The more money you save and contribute to tax-advantaged accounts, the more you save on taxes as well. That could mean lowering your tax bill today with traditional accounts, or reducing how much you need to save for retirement by avoiding taxes on withdrawals with a Roth account. 

In 2026, Uncle Sam lets you contribute up to $7,500 to your IRA ($8,600 if you’re over 50). You can also contribute up to $24,500 to a 401(k), or $72,000 for a self-employed 401(k), plus additional catch-up contributions for Americans over 50.

Plus, HSAs let you contribute $4,400 for a single person or $8,750 for a family. I use my HSA as another retirement account, with even better tax benefits and easier withdrawals before 59 1/2. 

But to reduce your tax bill, you need to actually save and invest more of your paycheck. 

Transportation Savings and Health Boost

My wife and I lived without a car for six years when we lived in South America.
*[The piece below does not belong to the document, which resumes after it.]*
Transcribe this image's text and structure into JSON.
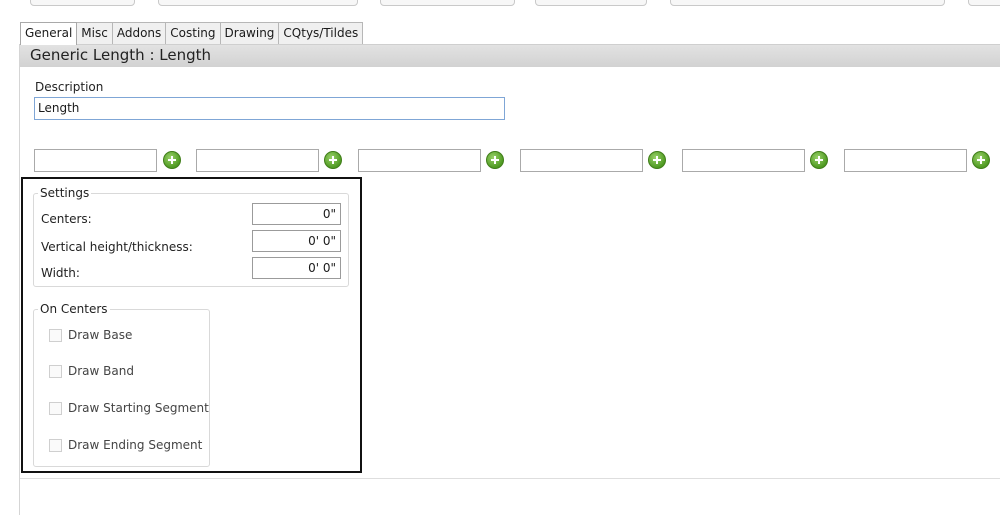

After moving back to the States a few months ago, we now share one car. We can get away with that because I work remotely, and we live in a walkable area. 

But it comes with other benefits too. Walking and biking around town keeps me healthier than the average American who drives everywhere. That keeps my healthcare costs lower, not just today, but later in my life as well. 

I don’t know who first said, “Biking saves you money and runs on fat. Driving costs you money and makes you fat.” Regardless, I offer that simple quote to anyone who argues, “Poor people can’t afford a healthy lifestyle.” It costs a lot less to ride a bike than drive a car. 

Lower Target for FI and Retirement

The less you spend, the less you need to retire. 

If you follow the 4% Rule and you want to spend $40,000 a year in retirement, you need $1 million. If you want to spend $80,000, you need $2 million. Want to spend $120,000? You need $3 million. 

By spending less and investing more, you reach your target faster. But from there, most early FIers continue working and earning—but doing their own dream work. Because they keep earning, they end up building far more wealth than they originally targeted. 

Upward Social Spiral

You’ve heard it a hundred times: “You are the average of the five people you spend the most time with.” 

When you surround yourself with high achievers, they rub off on you: their greater ambition and work ethic, financial sophistication, and network of people who help boost performance. These are people like business coaches, tax strategists, co-investing club organizers, mastermind organizers, and so on. 

For that matter, many of these high-flyers can help you land better jobs or business opportunities. My own business exploded in growth after I joined a mastermind full of high achievers. 

By saving and building wealth faster, you can increasingly surround yourself with people who will help pull you up to a higher level, rather than hold you down at your baseline. 

The Financial Flywheel

We all know some showoff who earns a huge income, but spends every penny on “looking rich.” They wear the latest fashions, drive a slick car, and live in a posh home. 

But even if you earn $200,000 a year, if you spend $200,001, you’re still getting poorer each year, not richer. Meanwhile, someone earning $100,000 but saving half their income will become a millionaire faster than you can say “keeping up with the Joneses.” (Not literally. But you get the idea.)

As I earn more, I find myself spending more not on things, but on ways to improve myself and my future earning potential. I recently hired a business coach to help me grow my business. I work with an attorney and a CPA team on tax treatment. And I joined a high-end mastermind group to surround myself with ultra-high achievers who hold me accountable and help lift me up. 

Wealth begets more wealth—if you know how to use your savings to save and earn even more money.